Wij zijn niet tegen dit ontwerp. Zowel het Europees Hof voor de rechten van de mens als het Hof van cassatie hebben immers doen verstaan dat de bestaande wet diende te worden aangepast.

Ik verwijs in het bijzonder naar het arrest-Van Geyseghem tegen België van 21 januari 2001 en de arresten-Stroek en -Goedhart van 20 maart 2001, waarin de Belgische Staat werd veroordeeld wegens schending van artikel 6, §§1 en 3, c) van het EVRM voor de weigering van vertegenwoordiging van de beklaagde in een verzetsprocedure in hoger beroep.

Ik verwijs ook naar het cassatiearrest van 4 september 2001, waarin werd bepaald dat diezelfde artikelen van het EVRM rechtstreekse werking hebben in de interne rechtsorde en voorrang genieten op de minder gunstige bepalingen van het interne recht zodat ze aan een beklaagde het recht geven om zich te verdedigen met bijstand van een raadsman naar keuze. Dat houdt in dat de strafrechter zetelend in de correctionele rechtbank, zelfs al schrijft artikel 185, §2 van het Wetboek van Strafvordering de persoonlijke verschijning voor, moet toestaan dat de beklaagde door zijn advocaat wordt vertegenwoordigd, ook al toont de beklaagde niet aan dat hij in de onmogelijkheid verkeerde te verschijnen.

Ik verwijs ook naar het cassatiearrest-Waanders van 16 maart 1999, waarin het Hof de Europese rechtspraak in de zaak-Poitrimol tegen Frankrijk parafraseerde door te stellen dat het niet duidelijk is hoe een advocaat die een niet verschenen beklaagde vertegenwoordigt, het evenwicht in het rechtsgeding zou kunnen verstoren ten nadele van de belangen van de maatschappij, van de klagers of van de benadeelde. Het Europees Hof zag in het arrest-Poitrimol wel het belang in van de persoonlijke verschijning van de beklaagde en was van oordeel dat er in bepaalde gevallen wel regels moesten bestaan om ongerechtvaardigde afwezigheid te ontmoedigen, maar de vraag is of daartoe de straf van verlies van verdediging, het verstekvonnis, mag worden gebruikt, zeker wanneer de beklaagde vertegenwoordigd is.

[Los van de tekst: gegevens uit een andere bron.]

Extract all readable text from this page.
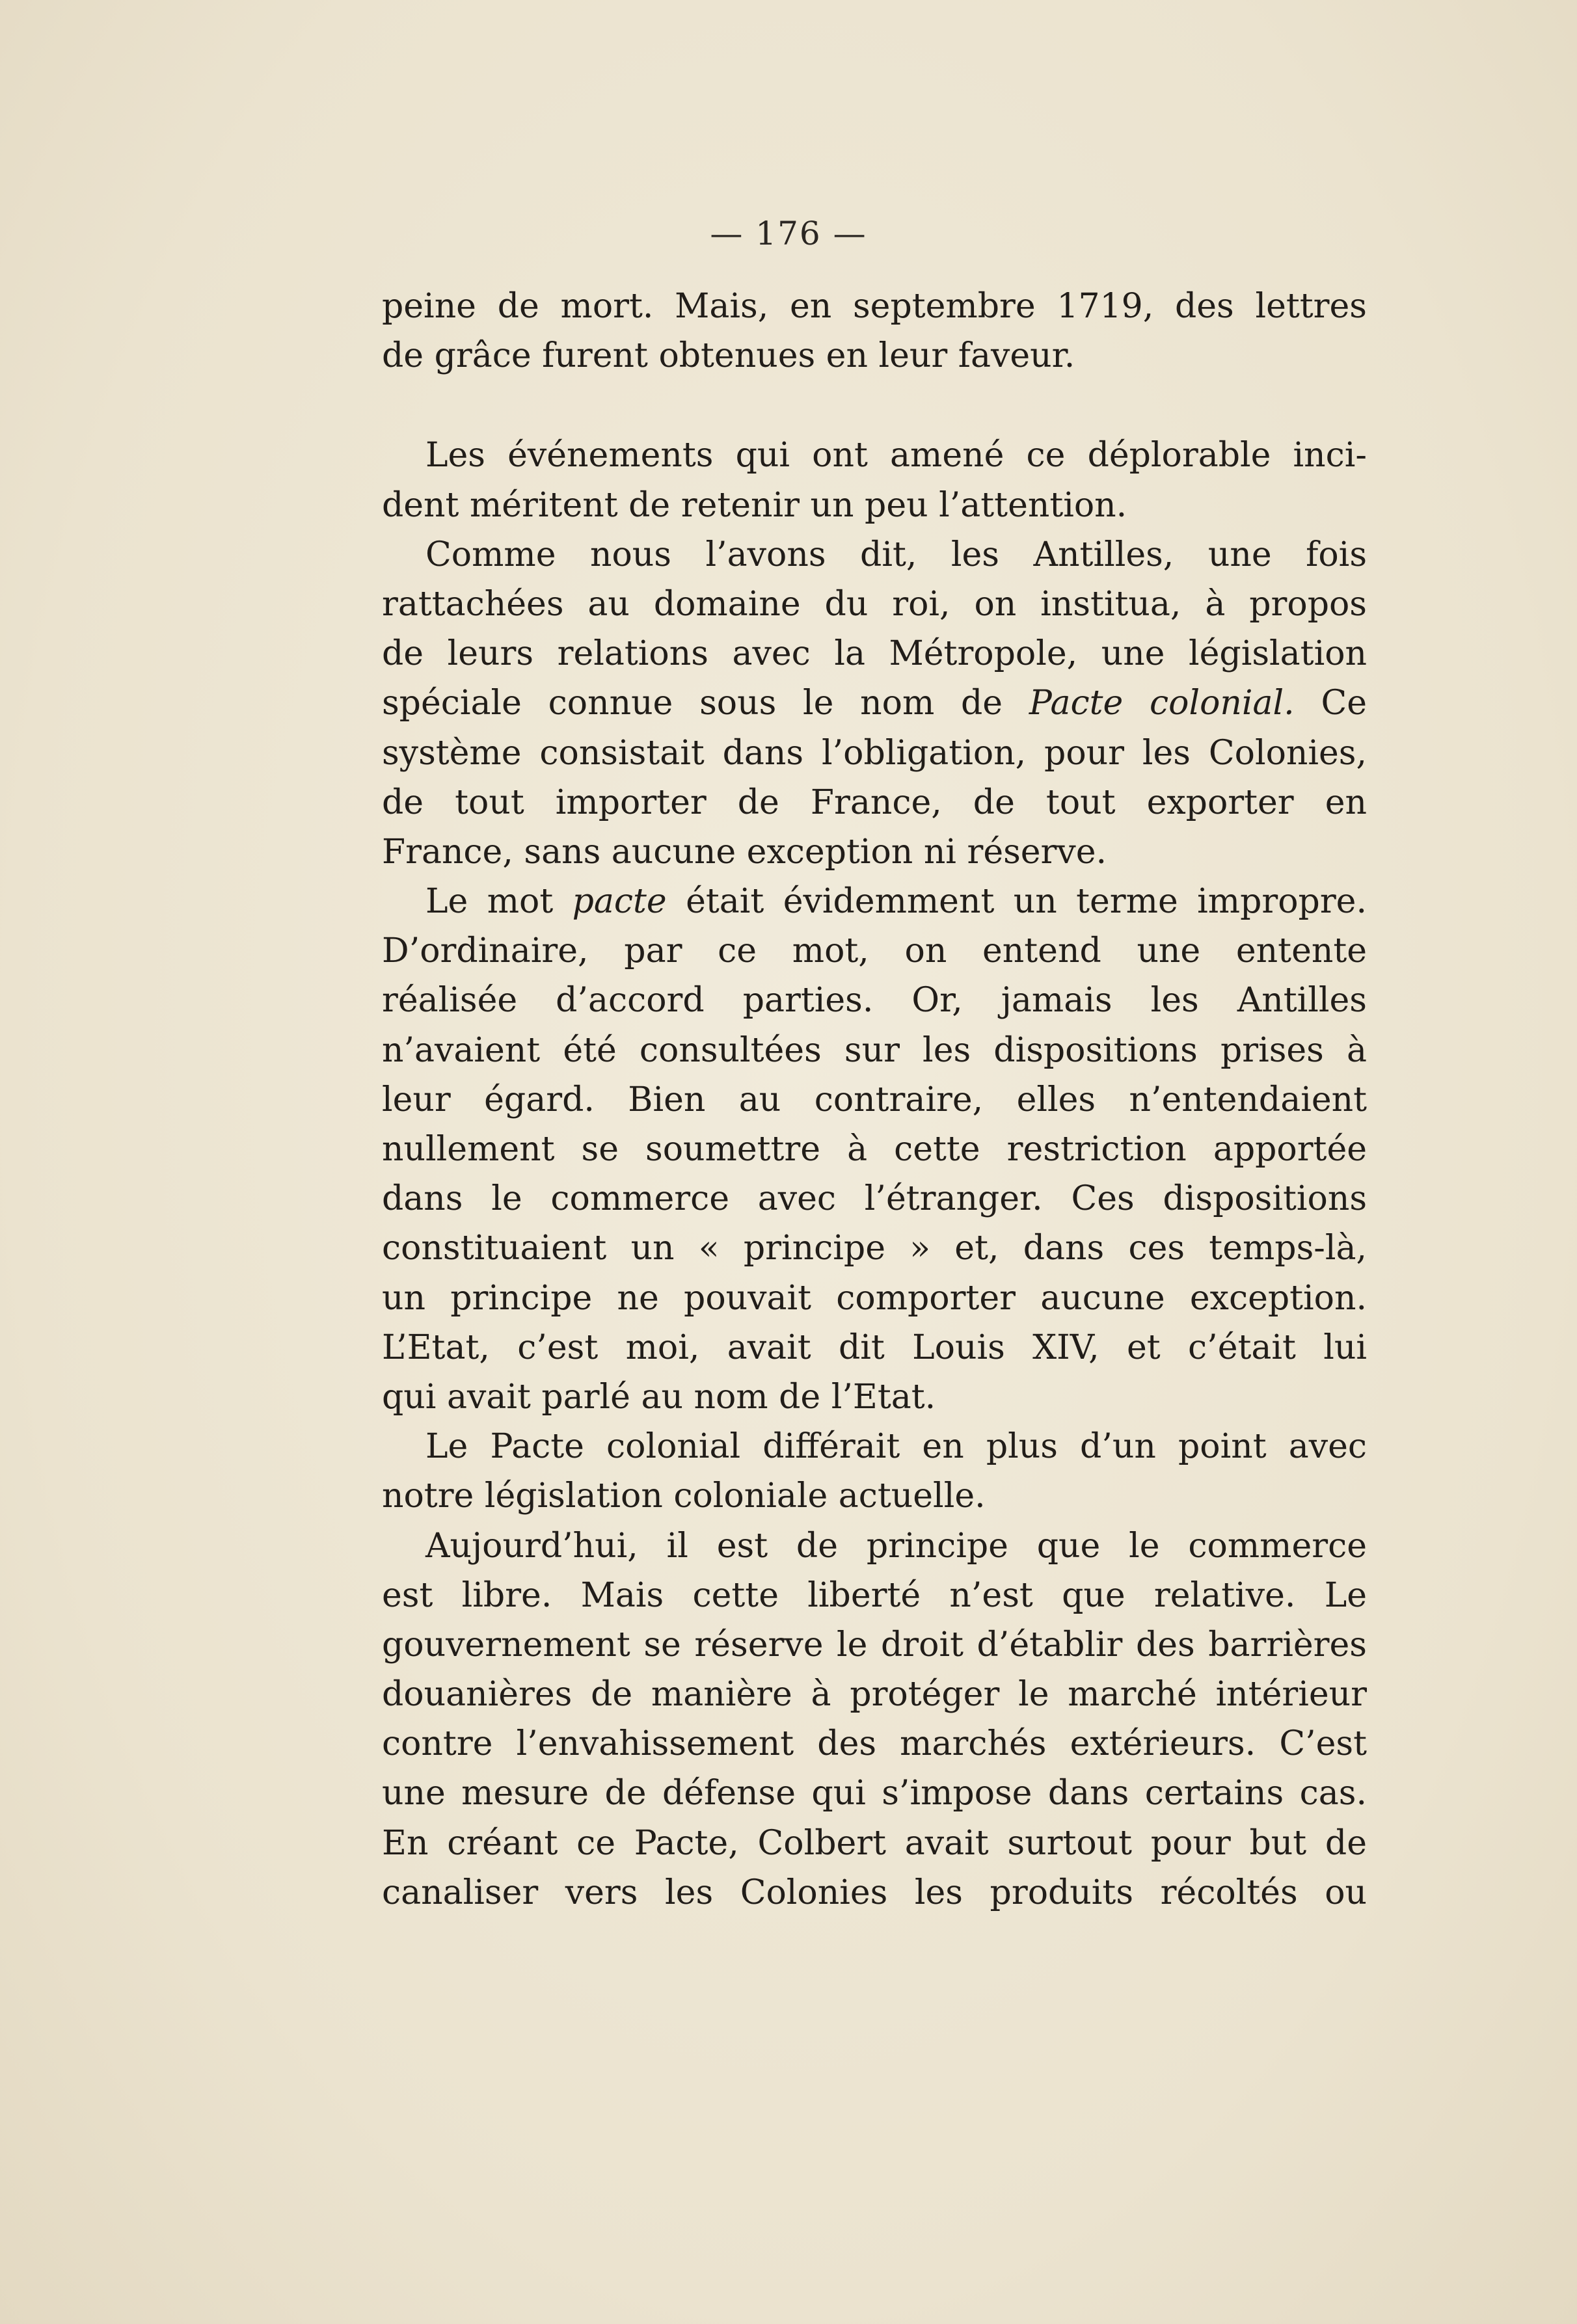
— 176 —
peine de mort. Mais, en septembre 1719, des lettres
de grâce furent obtenues en leur faveur.
Les événements qui ont amené ce déplorable inci-
dent méritent de retenir un peu l’attention.
Comme nous l’avons dit, les Antilles, une fois
rattachées au domaine du roi, on institua, à propos
de leurs relations avec la Métropole, une législation
spéciale connue sous le nom de Pacte colonial. Ce
système consistait dans l’obligation, pour les Colonies,
de tout importer de France, de tout exporter en
France, sans aucune exception ni réserve.
Le mot pacte était évidemment un terme impropre.
D’ordinaire, par ce mot, on entend une entente
réalisée d’accord parties. Or, jamais les Antilles
n’avaient été consultées sur les dispositions prises à
leur égard. Bien au contraire, elles n’entendaient
nullement se soumettre à cette restriction apportée
dans le commerce avec l’étranger. Ces dispositions
constituaient un « principe » et, dans ces temps-là,
un principe ne pouvait comporter aucune exception.
L’Etat, c’est moi, avait dit Louis XIV, et c’était lui
qui avait parlé au nom de l’Etat.
Le Pacte colonial différait en plus d’un point avec
notre législation coloniale actuelle.
Aujourd’hui, il est de principe que le commerce
est libre. Mais cette liberté n’est que relative. Le
gouvernement se réserve le droit d’établir des barrières
douanières de manière à protéger le marché intérieur
contre l’envahissement des marchés extérieurs. C’est
une mesure de défense qui s’impose dans certains cas.
En créant ce Pacte, Colbert avait surtout pour but de
canaliser vers les Colonies les produits récoltés ou
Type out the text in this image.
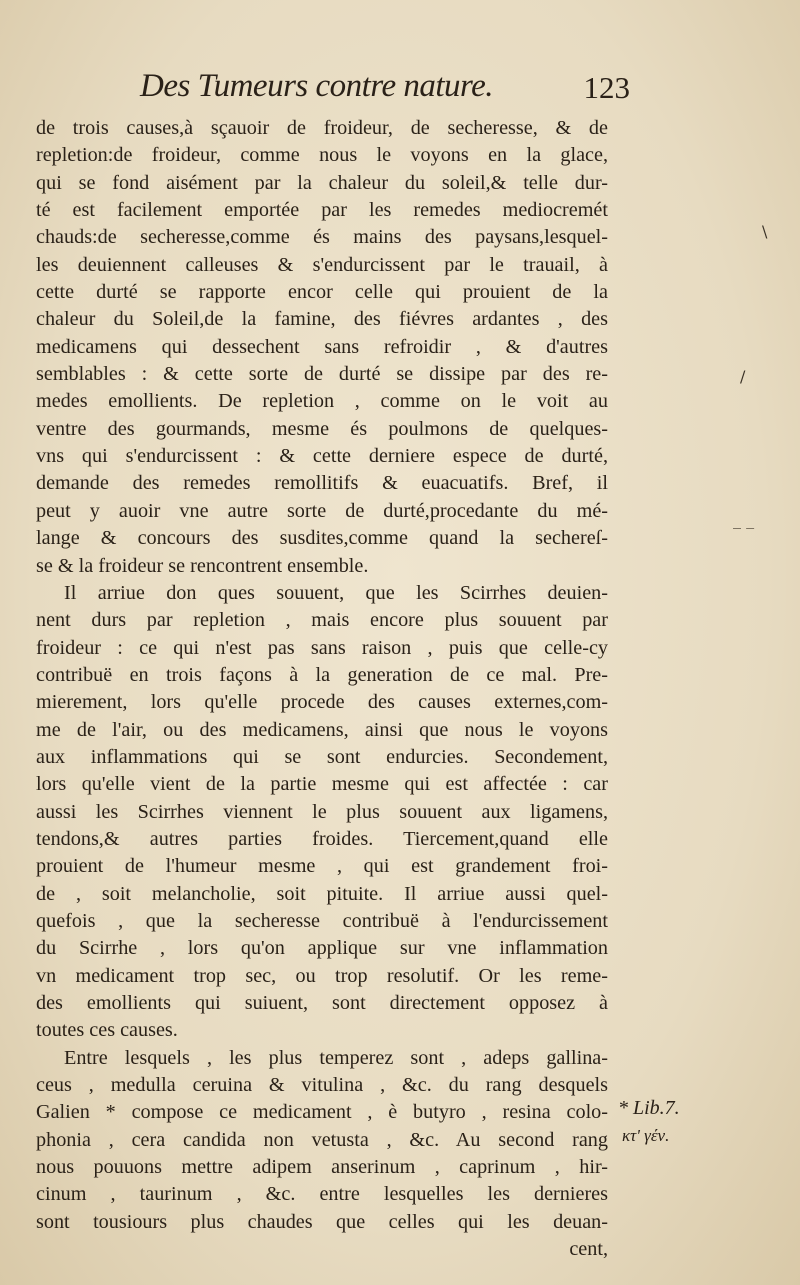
Des Tumeurs contre nature.	123
de trois causes,à sçauoir de froideur, de secheresse, & de
repletion:de froideur, comme nous le voyons en la glace,
qui se fond aisément par la chaleur du soleil,& telle dur-
té est facilement emportée par les remedes mediocremét
chauds:de secheresse,comme és mains des paysans,lesquel-
les deuiennent calleuses & s'endurcissent par le trauail, à
cette durté se rapporte encor celle qui prouient de la
chaleur du Soleil,de la famine, des fiévres ardantes , des
medicamens qui dessechent sans refroidir , & d'autres
semblables : & cette sorte de durté se dissipe par des re-
medes emollients. De repletion , comme on le voit au
ventre des gourmands, mesme és poulmons de quelques-
vns qui s'endurcissent : & cette derniere espece de durté,
demande des remedes remollitifs & euacuatifs. Bref, il
peut y auoir vne autre sorte de durté,procedante du mé-
lange & concours des susdites,comme quand la sechereſ-
se & la froideur se rencontrent ensemble.
Il arriue don ques souuent, que les Scirrhes deuien-
nent durs par repletion , mais encore plus souuent par
froideur : ce qui n'est pas sans raison , puis que celle-cy
contribuë en trois façons à la generation de ce mal. Pre-
mierement, lors qu'elle procede des causes externes,com-
me de l'air, ou des medicamens, ainsi que nous le voyons
aux inflammations qui se sont endurcies. Secondement,
lors qu'elle vient de la partie mesme qui est affectée : car
aussi les Scirrhes viennent le plus souuent aux ligamens,
tendons,& autres parties froides. Tiercement,quand elle
prouient de l'humeur mesme , qui est grandement froi-
de , soit melancholie, soit pituite. Il arriue aussi quel-
quefois , que la secheresse contribuë à l'endurcissement
du Scirrhe , lors qu'on applique sur vne inflammation
vn medicament trop sec, ou trop resolutif. Or les reme-
des emollients qui suiuent, sont directement opposez à
toutes ces causes.
Entre lesquels , les plus temperez sont , adeps gallina-
ceus , medulla ceruina & vitulina , &c. du rang desquels
Galien * compose ce medicament , è butyro , resina colo-
phonia , cera candida non vetusta , &c. Au second rang
nous pouuons mettre adipem anserinum , caprinum , hir-
cinum , taurinum , &c. entre lesquelles les dernieres
sont tousiours plus chaudes que celles qui les deuan-
cent,
* Lib.7.
κτ' γέν.
\
/
_ _
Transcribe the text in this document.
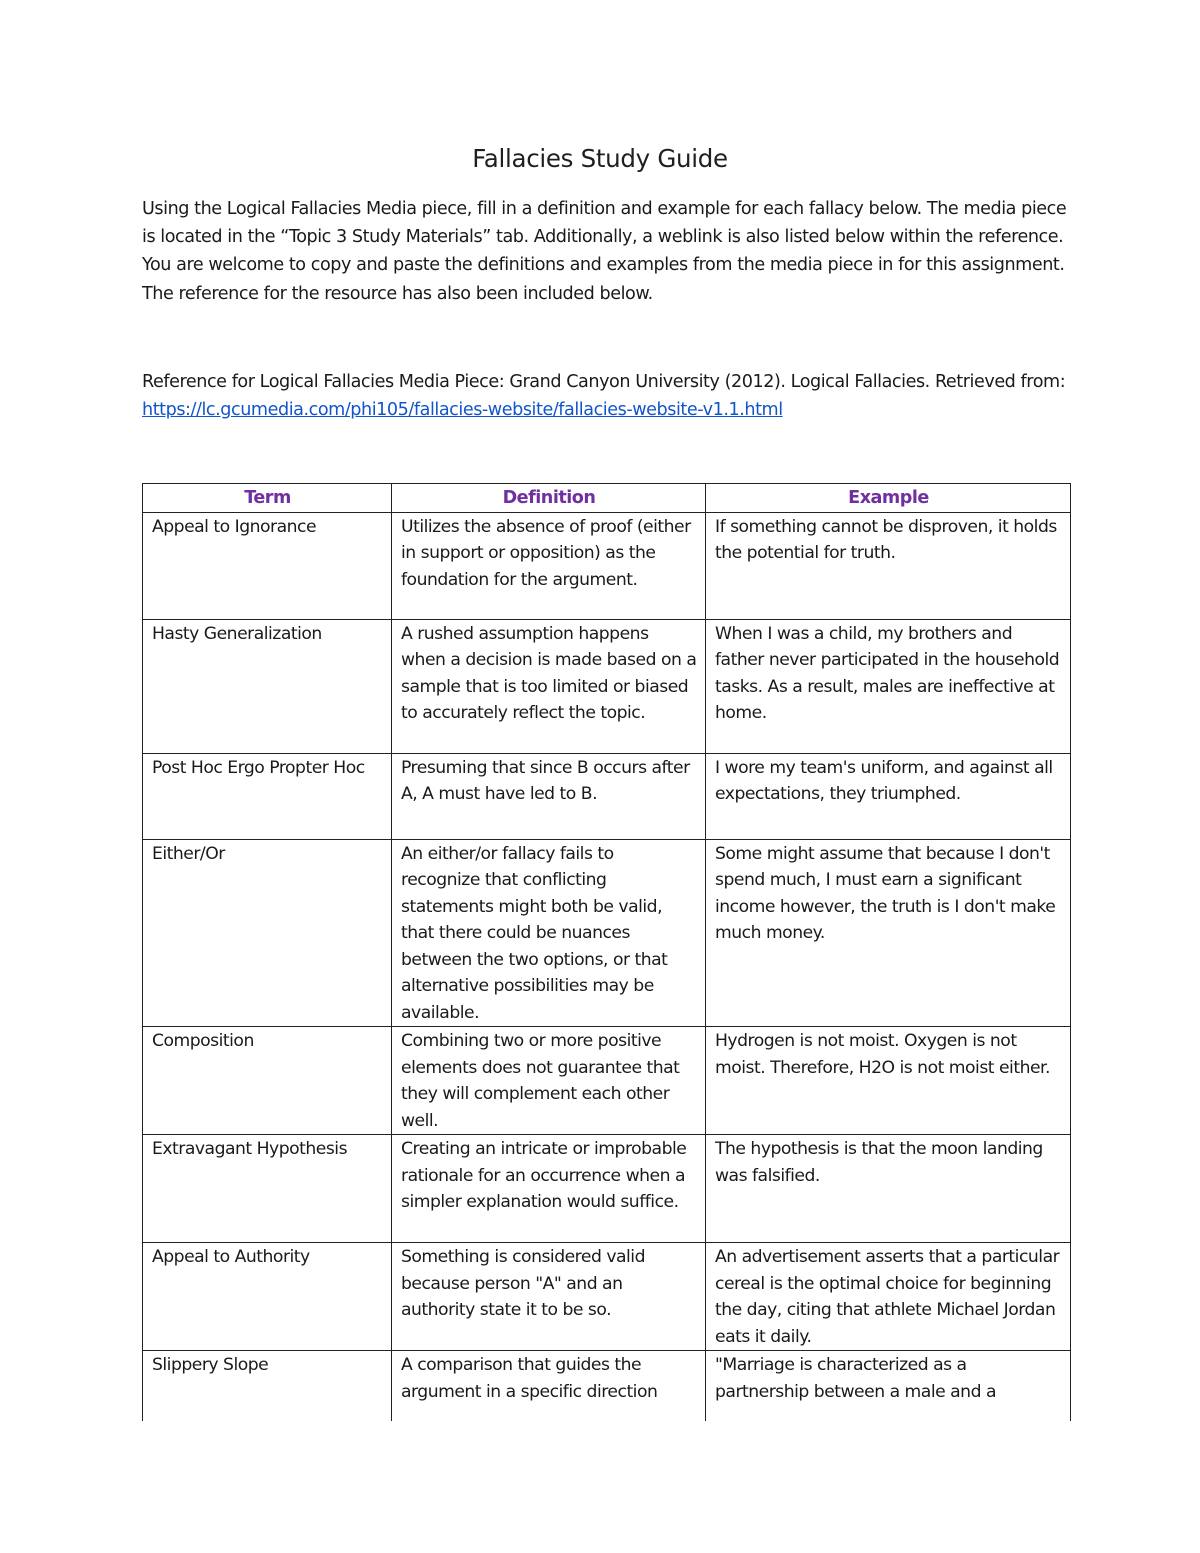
Fallacies Study Guide

Using the Logical Fallacies Media piece, fill in a definition and example for each fallacy below. The media piece is located in the “Topic 3 Study Materials” tab. Additionally, a weblink is also listed below within the reference. You are welcome to copy and paste the definitions and examples from the media piece in for this assignment. The reference for the resource has also been included below.

Reference for Logical Fallacies Media Piece: Grand Canyon University (2012). Logical Fallacies. Retrieved from: https://lc.gcumedia.com/phi105/fallacies-website/fallacies-website-v1.1.html

Term	Definition	Example
Appeal to Ignorance	Utilizes the absence of proof (either in support or opposition) as the foundation for the argument.	If something cannot be disproven, it holds the potential for truth.
Hasty Generalization	A rushed assumption happens when a decision is made based on a sample that is too limited or biased to accurately reflect the topic.	When I was a child, my brothers and father never participated in the household tasks. As a result, males are ineffective at home.
Post Hoc Ergo Propter Hoc	Presuming that since B occurs after A, A must have led to B.	I wore my team's uniform, and against all expectations, they triumphed.
Either/Or	An either/or fallacy fails to recognize that conflicting statements might both be valid, that there could be nuances between the two options, or that alternative possibilities may be available.	Some might assume that because I don't spend much, I must earn a significant income however, the truth is I don't make much money.
Composition	Combining two or more positive elements does not guarantee that they will complement each other well.	Hydrogen is not moist. Oxygen is not moist. Therefore, H2O is not moist either.
Extravagant Hypothesis	Creating an intricate or improbable rationale for an occurrence when a simpler explanation would suffice.	The hypothesis is that the moon landing was falsified.
Appeal to Authority	Something is considered valid because person "A" and an authority state it to be so.	An advertisement asserts that a particular cereal is the optimal choice for beginning the day, citing that athlete Michael Jordan eats it daily.
Slippery Slope	A comparison that guides the argument in a specific direction	"Marriage is characterized as a partnership between a male and a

Het is duidelijk dat de wetgever moet ingrijpen wanneer de internationale en de hoogste nationale rechtspraak afwijken van de wettekst. Dat is gebeurd met het huidige ontwerp. Het ontwerp bevat twee delen. Het eerste behelst een aanpassing van de procesvoering voor de politierechtbank, de correctionele rechtbank en het hof van beroep aan de vermelde arresten. De beklaagde heeft nu een algemeen recht op vertegenwoordiging voor deze rechtbanken, behalve wanneer de persoonlijke verschijning wordt opgelegd. De arresten-Waanders en -Poitrimol indachtig, moet deze verplichte persoonlijke verschijning als een uitzondering op de regel worden aangezien. De motieven die het bevel tot verschijning ondersteunen, moeten worden gevonden in het belang voor de maatschappij, de klager, de burgerlijke partij of de beklaagde zelf.

Het tweede deel betreft de afschaffing van artikel 421 van het Wetboek van Strafvordering, Dat artikel kwam onder meer ter sprake in het arrest-Stroek van het Hof van cassatie, dat de vordering van de gebroeders Stroek onontvankelijk verklaarde omdat zij ten tijde van het instellen ervan niet in hechtenis zaten of op borgtocht vrij waren, arrest waartegen de gebroeders Stroek opkwamen bij het Europees Hof en daar gelijk kregen.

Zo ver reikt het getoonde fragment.